Just a suggestion, but we could have a separate Resource section with the specific ARNs that should be allowed access. These would be inferred from the Secrets section of the task definition. I do not know how to do this programmatically, but I suspect it would be a foreach over each secret valueFrom like

statement {
    effect    = "Allow"
    resources = ["arn:aws:secretsmanager:us-east-1:<account id>: secret :<secret name 1>",
                 "arn:aws:secretsmanager:us-east-1:<account id>: secret :<secret name 2>"
      ]

    actions = [
      "secretsmanager:GetSecretValue",
    ]
  }

Alternatively, pass a wildcard path for granting access as a variable.

secret_path=foo_app/staging/*

    effect    = "Allow"
    resources = ["arn:aws:secretsmanager:us-east-1:<account id>: secret :var.secret_path
      ]

    actions = [
      "secretsmanager:GetSecretValue",
    ]
  }

that will work, it will give you the flexibility and only permission to the specific ARNs of the secrets. @EvilPlankton could you update your PR with that?

We output the roles and is easy enough to add this permission to it which in many cases is a to a few specific secrets.

I agree more with this statement than integrating this PR. It seems a lot easier and allows this module to be less rigid. If we can easily attach a role policy outside of the module, why would we bake it in here if we don't have to?

I agree with @nitrocode and @jamengual - we should just use IAM policy attachments on the role outside of this module.

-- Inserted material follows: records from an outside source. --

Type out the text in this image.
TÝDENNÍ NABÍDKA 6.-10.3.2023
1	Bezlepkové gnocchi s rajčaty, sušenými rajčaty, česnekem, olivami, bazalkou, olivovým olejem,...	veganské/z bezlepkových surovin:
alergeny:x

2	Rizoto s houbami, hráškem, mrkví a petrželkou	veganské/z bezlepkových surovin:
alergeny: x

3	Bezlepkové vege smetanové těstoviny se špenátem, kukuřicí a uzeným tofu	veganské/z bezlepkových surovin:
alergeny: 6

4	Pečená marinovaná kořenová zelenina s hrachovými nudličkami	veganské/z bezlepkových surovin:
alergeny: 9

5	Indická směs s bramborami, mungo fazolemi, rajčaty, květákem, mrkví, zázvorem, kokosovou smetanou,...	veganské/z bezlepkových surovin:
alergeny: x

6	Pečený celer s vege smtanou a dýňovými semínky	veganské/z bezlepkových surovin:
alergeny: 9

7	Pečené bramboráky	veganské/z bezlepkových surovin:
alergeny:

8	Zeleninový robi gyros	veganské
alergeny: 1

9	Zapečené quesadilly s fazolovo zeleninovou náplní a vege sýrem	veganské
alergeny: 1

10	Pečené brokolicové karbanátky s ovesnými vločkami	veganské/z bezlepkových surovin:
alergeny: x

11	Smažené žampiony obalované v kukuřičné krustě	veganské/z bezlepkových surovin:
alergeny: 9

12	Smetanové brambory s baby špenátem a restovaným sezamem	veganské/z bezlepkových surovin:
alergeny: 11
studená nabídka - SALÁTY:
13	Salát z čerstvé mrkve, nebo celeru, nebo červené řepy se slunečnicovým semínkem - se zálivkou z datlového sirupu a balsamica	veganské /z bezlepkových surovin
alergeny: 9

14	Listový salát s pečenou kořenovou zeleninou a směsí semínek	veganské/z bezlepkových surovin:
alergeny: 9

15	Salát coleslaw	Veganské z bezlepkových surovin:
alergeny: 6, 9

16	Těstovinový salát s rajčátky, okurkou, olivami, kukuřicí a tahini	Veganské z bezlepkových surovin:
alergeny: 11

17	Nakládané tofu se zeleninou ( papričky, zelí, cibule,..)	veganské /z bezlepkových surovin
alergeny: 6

Perhaps this example would help. Like @jamengual said, we could add this to the docs to make it more clear.

module "ecs_alb_service_task" {
  source = "git::https://github.com/cloudposse/terraform-aws-ecs-alb-service-task.git?ref=master"

  ...
}

resource "aws_iam_role_policy" "ssm" {
  name   = "ssm"
  policy = data.aws_iam_policy_document.ssm.json
  role   = module.ecs_alb_service_task.task_exec_role_name
}

data "aws_iam_policy_document" "ssm" {
  statement {
    sid    = ""
    effect = "Allow"

    actions = [
      "secretsmanager:GetSecretValue",
    ]

    resources = [
      ...
    ]
  }
}

Perhaps this example would help. Like @jamengual said, we could add this to the docs to make it more clear.

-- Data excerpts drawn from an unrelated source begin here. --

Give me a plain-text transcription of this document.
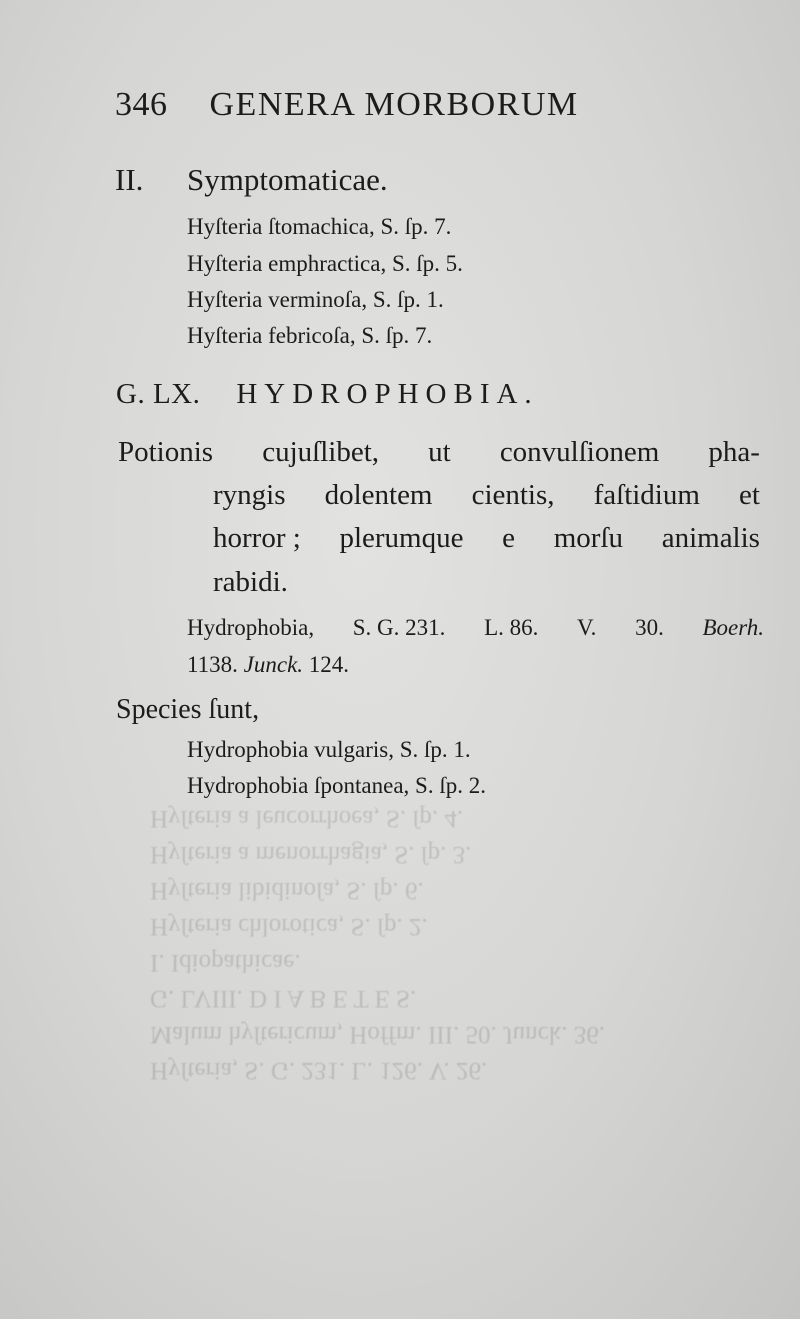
Hyſteria, S. G. 231. L. 126. V. 26.
Malum hyſtericum, Hoffm. III. 50. Junck. 36.
G. LVIII. D I A B E T E S.
I. Idiopathicae.
Hyſteria chlorotica, S. ſp. 2.
Hyſteria libidinoſa, S. ſp. 6.
Hyſteria a menorrhagia, S. ſp. 3.
Hyſteria a leucorrhoea, S. ſp. 4.
346 GENERA MORBORUM
II. Symptomaticae.
Hyſteria ſtomachica, S. ſp. 7.
Hyſteria emphractica, S. ſp. 5.
Hyſteria verminoſa, S. ſp. 1.
Hyſteria febricoſa, S. ſp. 7.
G. LX. HYDROPHOBIA.
Potionis cujuſlibet, ut convulſionem pha-
ryngis dolentem cientis, faſtidium et
horror ; plerumque e morſu animalis
rabidi.
Hydrophobia, S. G. 231. L. 86. V. 30. Boerh.
1138. Junck. 124.
Species ſunt,
Hydrophobia vulgaris, S. ſp. 1.
Hydrophobia ſpontanea, S. ſp. 2.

module "ecs_alb_service_task" {
  source = "git::https://github.com/cloudposse/terraform-aws-ecs-alb-service-task.git?ref=master"

  ...
}

resource "aws_iam_role_policy" "ssm" {
  name   = "ssm"
  policy = data.aws_iam_policy_document.ssm.json
  role   = module.ecs_alb_service_task.task_exec_role_name
}

data "aws_iam_policy_document" "ssm" {
  statement {
    sid    = ""
    effect = "Allow"

    actions = [
      "secretsmanager:GetSecretValue",
    ]

    resources = [
      ...
    ]
  }
}

yes the example should more than enough for people to implement it, I will only suggest to add a Secret manager Example and Parameter Store example.

@EvilPlankton do you want to have a stab at updating the docs?

@EvilPlankton ping

Let us know if you're interested in taking this up @EvilPlankton and we'll re-open.